Güncelleme Tarihi:
Başbakan Davutoğlu, “Basın özgürlüğü konusunda herhangi bir engelleme, sınırlama sözkonusu değil. Tutuklamalarla ilgili gelişmeleri yakından izliyoruz. 17 kişinin hiçbiri gazetecilik faaliyetlerinden dolayı tutuklu değil. Demokratikleşme ve reformlardan vazgeçmeyeceğiz. Türkiye bölgesinde istikrar adası olmaya devam edecek” diye konuştu.
HER ŞEY KONUŞULABİLİR
Başbakan Davutoğlu, terör örgütlerine yönelik süren operasyonlara ilişkin bir soruyu şöyle yanıtladı:
“Bizler her türlü eleştiriye açığız. Türkiye’de hayatın katı şekilde engellendiği gibi bir propaganda ortaya konuluyor. Sizleri Türkiye´ye davet ediyorum. Paris saldırı sonrası ordu göreve çağırıldı. Herhangi bir yer terör örgütü tarafından saldırıya uğruyorsa orada kamu düzeni sağlanmalıdır. Cizre’de hastaneye atılan roketler sözkonusu. Hukuk üstünlüğü, kamu düzeni önkoşuldur. Hiçbir ülke böyle bir terör hareketini kabul edemez. Bölgenin yüzde 1 ölçeği bile değil bunların yaşandığı alan. Bunla alakalı bir propaganda süreci yaşanmakta. Belçika’da güvenlik önlemleri en üst düzeyde. Bu Belçika’nın otokratikleştiğini mi gösterir. Hayat hakkı birinci önceliktir ve biz her sokakta kamu düzeninin olacağını ifade ediyoruz. Yıkıma ve zarara uğrayan vatandaşlarımıza verdiğimiz sözü yerine getireceğiz. Parlamentoda herşey konuşulabilir ancak kimse Defacto bir sistem ortaya koyduğunu söyleyemez.”
4 YIL SEÇİM YOK
Davutoğlu, konuşmasından önce, “Önümüzdeki 4 yıl boyunca seçim yok. Bana 4 yıllık ne projeler var onu sorun” dedi. Dört yıllık projeler hazırladıklarını söyleyen Davutoğlu, erken seçim olmayacağını iki kez tekrar etti.
Yemeğe Doğan Grubu’ndan Vuslat Doğan Sabancı, Hanzade Doğan Boyner, Ertuğrul Özkök ve Gila Benmayor da katıldı.
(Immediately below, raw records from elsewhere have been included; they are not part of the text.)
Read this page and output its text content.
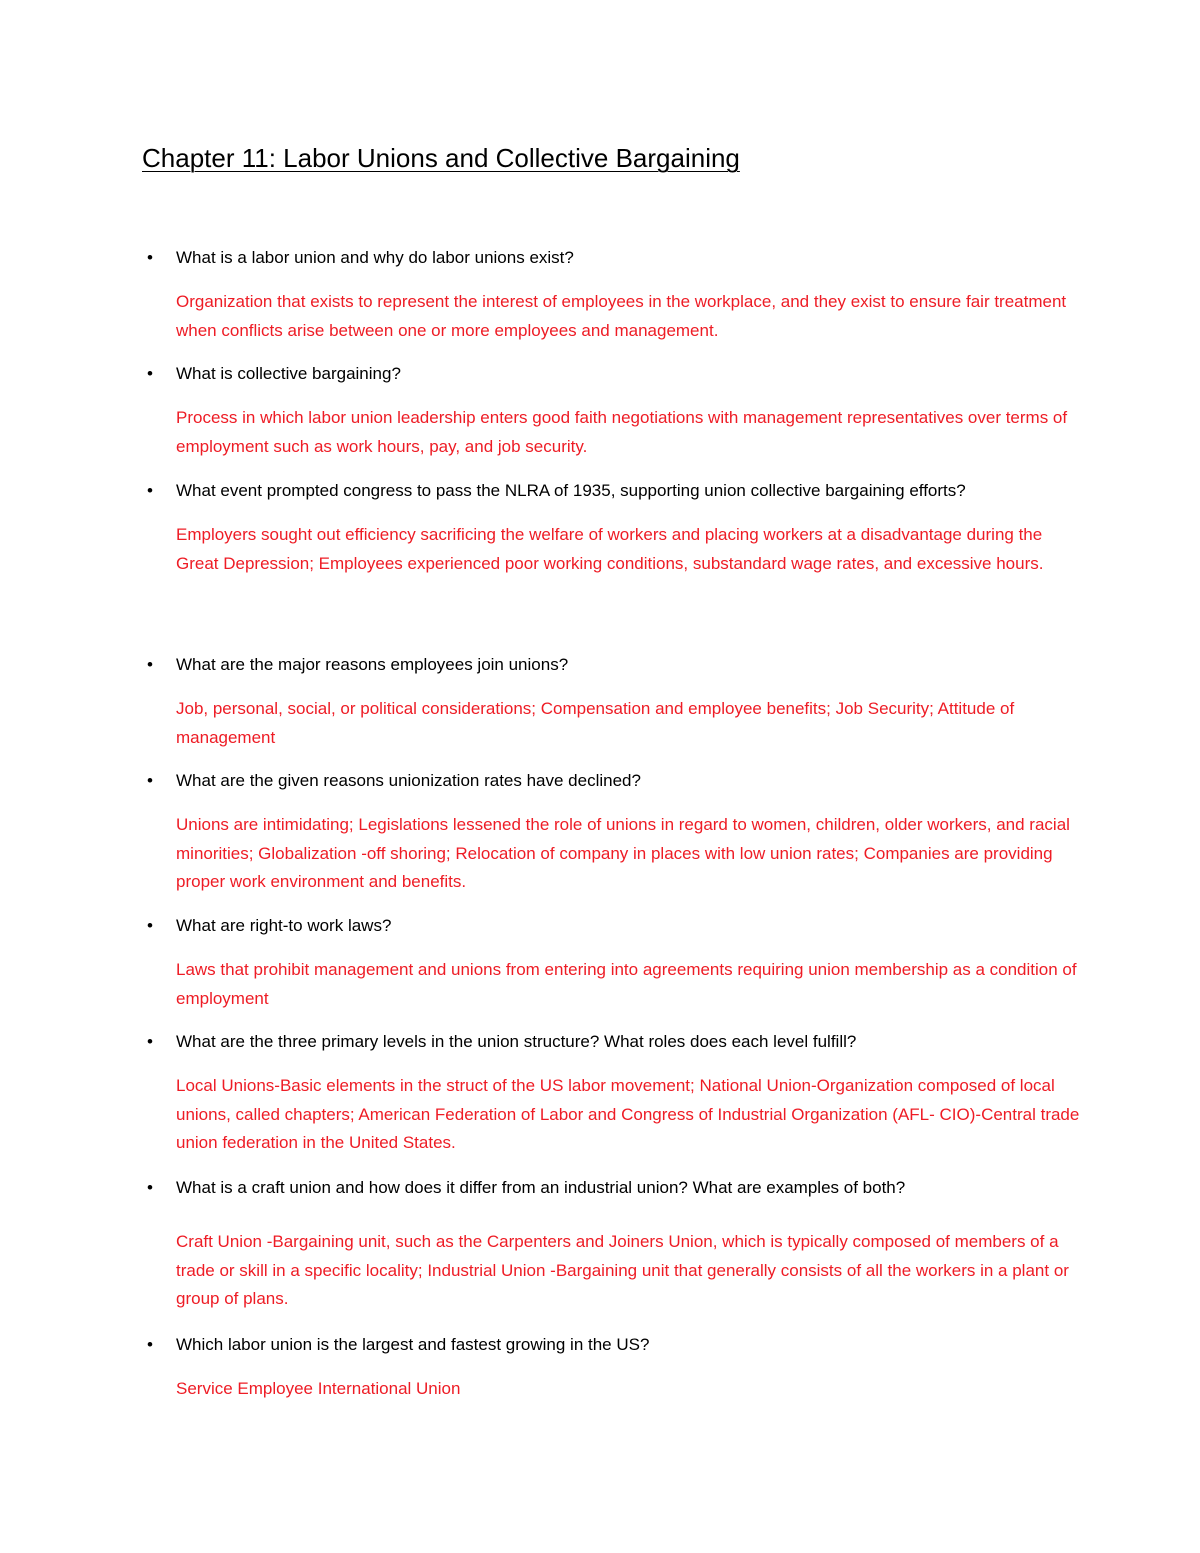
Chapter 11: Labor Unions and Collective Bargaining

• What is a labor union and why do labor unions exist?

Organization that exists to represent the interest of employees in the workplace, and they exist to ensure fair treatment when conflicts arise between one or more employees and management.

• What is collective bargaining?

Process in which labor union leadership enters good faith negotiations with management representatives over terms of employment such as work hours, pay, and job security.

• What event prompted congress to pass the NLRA of 1935, supporting union collective bargaining efforts?

Employers sought out efficiency sacrificing the welfare of workers and placing workers at a disadvantage during the Great Depression; Employees experienced poor working conditions, substandard wage rates, and excessive hours.

• What are the major reasons employees join unions?

Job, personal, social, or political considerations; Compensation and employee benefits; Job Security; Attitude of management

• What are the given reasons unionization rates have declined?

Unions are intimidating; Legislations lessened the role of unions in regard to women, children, older workers, and racial minorities; Globalization -off shoring; Relocation of company in places with low union rates; Companies are providing proper work environment and benefits.

• What are right-to work laws?

Laws that prohibit management and unions from entering into agreements requiring union membership as a condition of employment

• What are the three primary levels in the union structure? What roles does each level fulfill?

Local Unions-Basic elements in the struct of the US labor movement; National Union-Organization composed of local unions, called chapters; American Federation of Labor and Congress of Industrial Organization (AFL- CIO)-Central trade union federation in the United States.

• What is a craft union and how does it differ from an industrial union? What are examples of both?

Craft Union -Bargaining unit, such as the Carpenters and Joiners Union, which is typically composed of members of a trade or skill in a specific locality; Industrial Union -Bargaining unit that generally consists of all the workers in a plant or group of plans.

• Which labor union is the largest and fastest growing in the US?

Service Employee International Union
DAEŞ’E KARŞI DAYANIŞMA PKK TERÖRÜNE GÖSTERİLMİYOR
BAŞBAKAN Davutoğlu, Davos’ta ‘Türkiye’nin Küresel Rolü’ başlıklı özel oturumdaki konuşmasında ise dünyaya şu mesajları verdi:
“Farklı şekillerdeki teröre, DAEŞ ve PKK ya da DHKP-C’ye karşı savaşmak önceliğimiz. Bu terör örgütleri arasında fark görmüyoruz. Suriye’de, Irak’ta, Paris’te, İstanbul’da masumları öldürüyorlar. Bu yüzden uluslararası aktörlerin teröre karşı mücadelede dayanışmaya ihtiyacı var. PKK, Türkiye’de sivillere saldırıyor, Güneydoğu’da insanları öldürüyor. Ancak uluslararası toplumun DAEŞ’le mücadelede gösterdiği dayanışmayı, Türkiye’nin PKK ile mücadelesine gösterdiğini göremiyoruz. Biz DAEŞ'in karşısındayız. 'Türkiye doğrudan ya da dolaylı bir şekilde tolere ediyor' şeklinde yaklaşımlar sözkonusu. Bu bize hakarettir, bu şekilde anlıyoruz. Biz, bütün terör gruplarına karşıyız.
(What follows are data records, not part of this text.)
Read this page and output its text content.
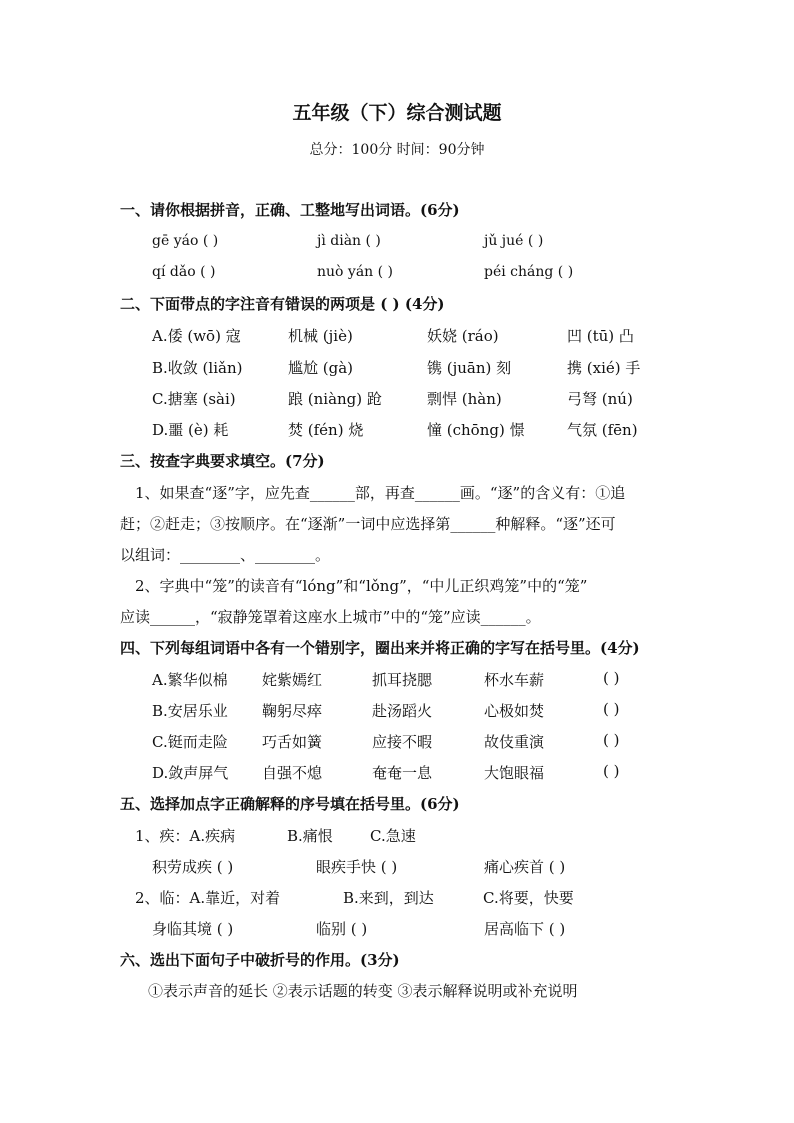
五年级（下）综合测试题
总分：100分 时间：90分钟
一、请你根据拼音，正确、工整地写出词语。(6分)
gē yáo ( )	jì diàn ( )	jǔ jué ( )
qí dǎo ( )	nuò yán ( )	péi cháng ( )
二、下面带点的字注音有错误的两项是 ( ) (4分)
A.倭 (wō) 寇	机械 (jiè)	妖娆 (ráo)	凹 (tū) 凸
B.收敛 (liǎn)	尴尬 (gà)	镌 (juān) 刻	携 (xié) 手
C.搪塞 (sài)	踉 (niàng) 跄	剽悍 (hàn)	弓弩 (nú)
D.噩 (è) 耗	焚 (fén) 烧	憧 (chōng) 憬	气氛 (fēn)
三、按查字典要求填空。(7分)
1、如果查“逐”字，应先查______部，再查______画。“逐”的含义有：①追
赶；②赶走；③按顺序。在“逐渐”一词中应选择第______种解释。“逐”还可
以组词：________、________。
2、字典中“笼”的读音有“lóng”和“lǒng”，“中儿正织鸡笼”中的“笼”
应读______，“寂静笼罩着这座水上城市”中的“笼”应读______。
四、下列每组词语中各有一个错别字，圈出来并将正确的字写在括号里。(4分)
A.繁华似棉 姹紫嫣红	抓耳挠腮	杯水车薪	( )
B.安居乐业 鞠躬尽瘁	赴汤蹈火	心极如焚	( )
C.铤而走险 巧舌如簧	应接不暇	故伎重演	( )
D.敛声屏气 自强不熄	奄奄一息	大饱眼福	( )
五、选择加点字正确解释的序号填在括号里。(6分)
1、疾：A.疾病	B.痛恨 C.急速
积劳成疾 ( )	眼疾手快 ( )	痛心疾首 ( )
2、临：A.靠近，对着	B.来到，到达	C.将要，快要
身临其境 ( )	临别 ( )	居高临下 ( )
六、选出下面句子中破折号的作用。(3分)
①表示声音的延长 ②表示话题的转变 ③表示解释说明或补充说明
DAEŞ, insanlığa, İslam’a ve bölgemize karşı en büyük tehdittir. DAEŞ, İslam’a yönelik negatif bir imaj ortaya koymaktadır. DAEŞ’in Esad’la sorunu yok, DAEŞ’i biz engelliyoruz. DAEŞ’e karşı mücadele için Musul’dayız.
Suriye ve Irak’taki bütün istikrarsızlığın bedelini Türkiye ödüyor; özellikle de BM Güvenlik Konseyi’nin (BMGK) Suriye’deki başarısızlığı yüzünden. Mülteciler Türkiye’ye geliyor ve terör Türkiye’yi tehdit ediyor. Bizim uluslararası topluma Suriye’de krizin çözülmesi için baskı yapma hakkımız var ancak hiç kimsenin Türkiye’ye baskı yapmak gibi bir niyeti yok.”